Rule No.1: Never lose money. Rule No.2: Never forget rule No.1.
– Warren Buffet
What matters most in your business?
That your product delivers more results than it cost.
Your market must get much more out of your product than what they’ve paid for. Warren Buffet and his fellow value investors call this spread between a purchase price and intrinsic value delivered a “margin of safety”.
For them, an investment is worthwhile with a margin of safety above 90%.
Consider 37signals, and Basecamp. For the price of $24 a month, business owners are getting access to tools to impress and land more clients. This means purchasing Basecamp pays for itself quickly, and becomes an asset in the hands of its users.

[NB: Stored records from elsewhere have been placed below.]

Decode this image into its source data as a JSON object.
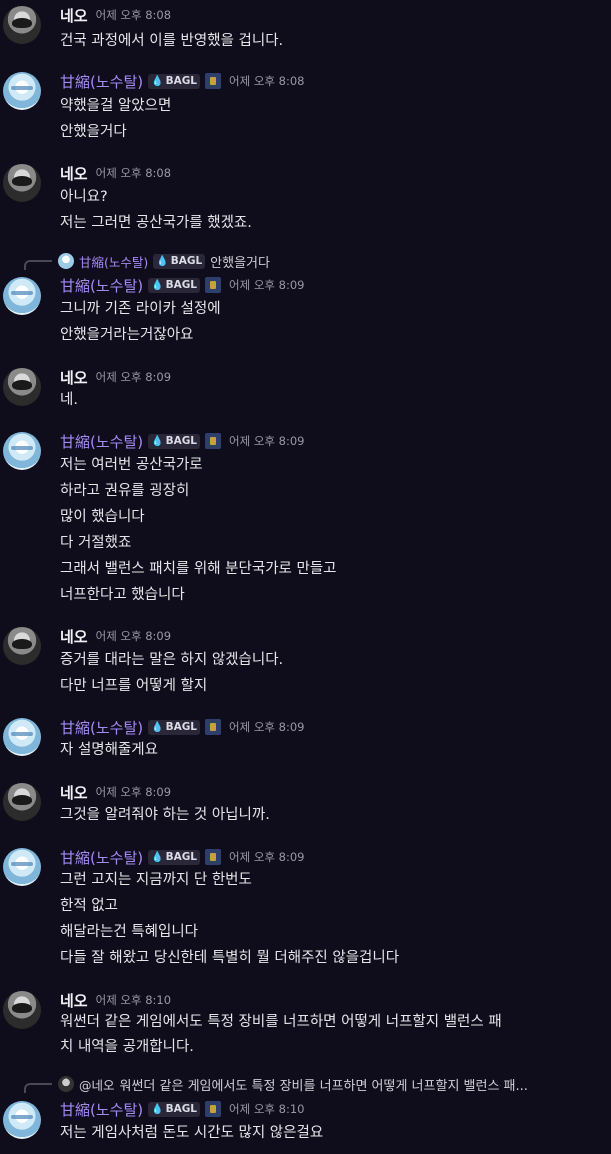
{
  "users": {
    "neo": {
      "name": "네오"
    },
    "gam": {
      "name": "甘縮(노수탈)",
      "tag": "BAGL"
    }
  },
  "messages": [
    {
      "user": "neo",
      "time": "어제 오후 8:08",
      "lines": [
        "건국 과정에서 이를 반영했을 겁니다."
      ]
    },
    {
      "user": "gam",
      "time": "어제 오후 8:08",
      "lines": [
        "약했을걸 알았으면",
        "안했을거다"
      ]
    },
    {
      "user": "neo",
      "time": "어제 오후 8:08",
      "lines": [
        "아니요?",
        "저는 그러면 공산국가를 했겠죠."
      ]
    },
    {
      "user": "gam",
      "time": "어제 오후 8:09",
      "reply": {
        "name": "甘縮(노수탈)",
        "tag": "BAGL",
        "text": "안했을거다"
      },
      "lines": [
        "그니까 기존 라이카 설정에",
        "안했을거라는거잖아요"
      ]
    },
    {
      "user": "neo",
      "time": "어제 오후 8:09",
      "lines": [
        "네."
      ]
    },
    {
      "user": "gam",
      "time": "어제 오후 8:09",
      "lines": [
        "저는 여러번 공산국가로",
        "하라고 권유를 굉장히",
        "많이 했습니다",
        "다 거절했죠",
        "그래서 밸런스 패치를 위해 분단국가로 만들고",
        "너프한다고 했습니다"
      ]
    },
    {
      "user": "neo",
      "time": "어제 오후 8:09",
      "lines": [
        "증거를 대라는 말은 하지 않겠습니다.",
        "다만 너프를 어떻게 할지"
      ]
    },
    {
      "user": "gam",
      "time": "어제 오후 8:09",
      "lines": [
        "자 설명해줄게요"
      ]
    },
    {
      "user": "neo",
      "time": "어제 오후 8:09",
      "lines": [
        "그것을 알려줘야 하는 것 아닙니까."
      ]
    },
    {
      "user": "gam",
      "time": "어제 오후 8:09",
      "lines": [
        "그런 고지는 지금까지 단 한번도",
        "한적 없고",
        "해달라는건 특혜입니다",
        "다들 잘 해왔고 당신한테 특별히 뭘 더해주진 않을겁니다"
      ]
    },
    {
      "user": "neo",
      "time": "어제 오후 8:10",
      "lines": [
        "워썬더 같은 게임에서도 특정 장비를 너프하면 어떻게 너프할지 밸런스 패",
        "치 내역을 공개합니다."
      ]
    },
    {
      "user": "gam",
      "time": "어제 오후 8:10",
      "reply": {
        "name": "@네오",
        "text": "워썬더 같은 게임에서도 특정 장비를 너프하면 어떻게 너프할지 밸런스 패..."
      },
      "lines": [
        "저는 게임사처럼 돈도 시간도 많지 않은걸요"
      ]
    }
  ]
}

But Basecamp improves its “margin of safety” for potential clients by letting them try their product free. If the end user ends up getting more value than $24 out of their month’s usage, they continue paying.
Look at any successful company and you’ll see the same few formulas for business success. Capitalists invest an initial sum of money in product creation, and then minimize the costs for delivering the value to as many people as possible.

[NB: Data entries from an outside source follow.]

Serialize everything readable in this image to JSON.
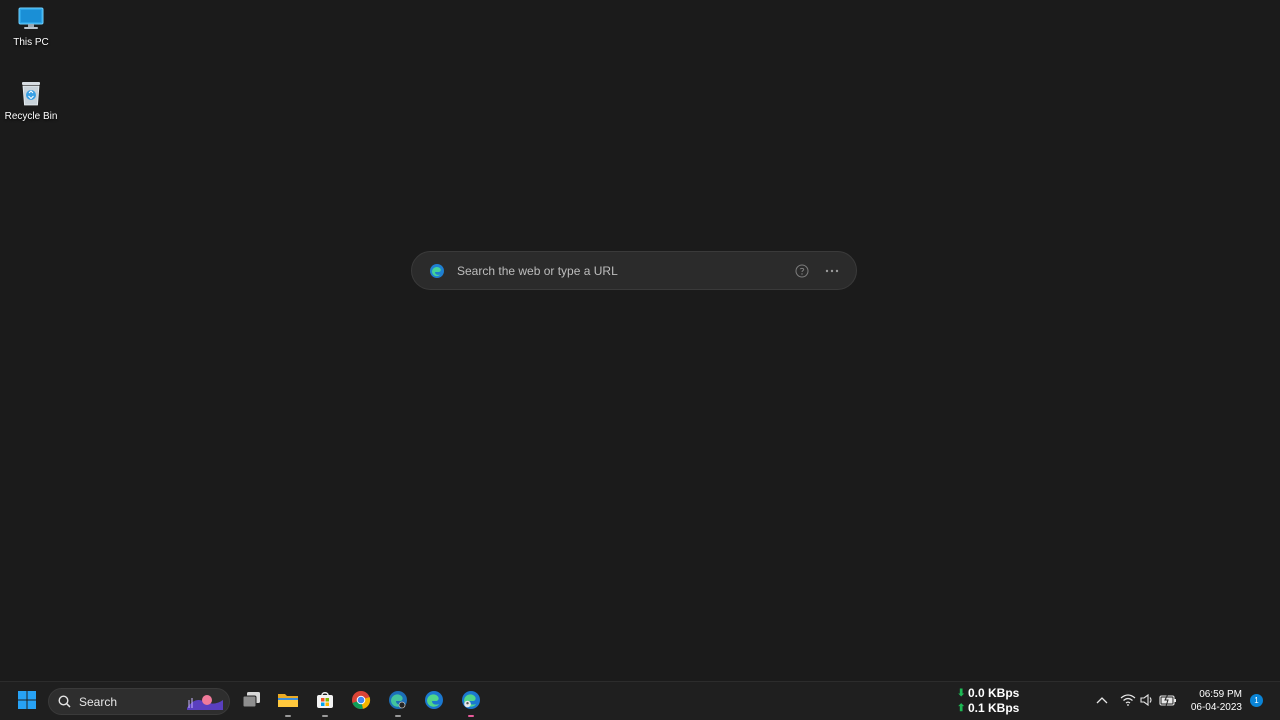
{
  "desktop": {
    "icons": [
      {
        "label": "This PC",
        "icon": "monitor-icon"
      },
      {
        "label": "Recycle Bin",
        "icon": "recycle-bin-icon"
      }
    ]
  },
  "newtab": {
    "search_placeholder": "Search the web or type a URL",
    "help_icon": "help-icon",
    "more_icon": "more-options-icon"
  },
  "taskbar": {
    "search_label": "Search",
    "apps": [
      {
        "name": "start-button",
        "icon": "windows-logo-icon"
      },
      {
        "name": "task-view",
        "icon": "task-view-icon"
      },
      {
        "name": "file-explorer",
        "icon": "folder-icon"
      },
      {
        "name": "microsoft-store",
        "icon": "store-icon"
      },
      {
        "name": "chrome",
        "icon": "chrome-icon"
      },
      {
        "name": "edge-dev",
        "icon": "edge-dev-icon"
      },
      {
        "name": "edge",
        "icon": "edge-icon"
      },
      {
        "name": "edge-profile",
        "icon": "edge-profile-icon"
      }
    ],
    "network": {
      "download": "0.0 KBps",
      "upload": "0.1 KBps"
    },
    "clock": {
      "time": "06:59 PM",
      "date": "06-04-2023"
    },
    "notification_count": "1"
  },
  "colors": {
    "desktop_bg": "#1b1b1b",
    "taskbar_bg": "#1f1f1f",
    "accent": "#0a84d6",
    "net_arrow": "#1db954"
  }
}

Example: The iPhone has millions of dollars of research and development built into it, and we all get a piece of that pie for the steal of $200.
Smart Investing Means Searching for Informational Imbalances
For Warren Buffet, his initial investment criteria was a “margin of safety” of 66%. This type of investing meant he’d look for companies trading at a market value of a third of their actual liquidation price.
To find such steals, he leveraged informational analysis harder than anyone else. He looked at the markets, searching for pieces of information other people has glossed over. Such steals are rare, and so most of his investment time was spent searching.
Later, he came to change his mind, as he acquired vast resources of capital. Instead, his motto became:
It’s far better to buy a wonderful company at a fair price than a fair company at a wonderful price.
In other words, as you get bigger, you can focus on value delivered for investments over haggling for price.
Maximize Investments in Your Business
This is where your informational leverage comes into play. In what areas, realistically, are you weakest? A true investment means getting big results at a fraction of the price.
Throwing money at a PPC campaign sending visitors to your purchase page is not an investment.
Creating goodwill within a community (your target market) is.
We’re past the point now where we can call people prospects. Things are shifting quickly, and people’s BS meters have become very attuned to marketer’s tricks.
Investing in solving your customer’s problems first and build beneficial relationships daily. By investing in positive results for your market, you’re minimizing capital risk, and maximizing potential for geometric growth. A PPC campaign only scales as much as your budget and expenses allow. An active campaign to deliver results freely has the potential for a geometric growth curve (due to social media, etc.) like we’d love to see instead.
As a bonus, we don’t have to act like our customers are morons. No more psychological manipulation or cheesy sales letters.
Beneficial Relationships are what make businesses work.
Instead of focusing on psychological tricks to get people to buy, focus on serving your prospect’s every need. This is the model that will build success.
Invest in delivering more value for cheaper to your customers.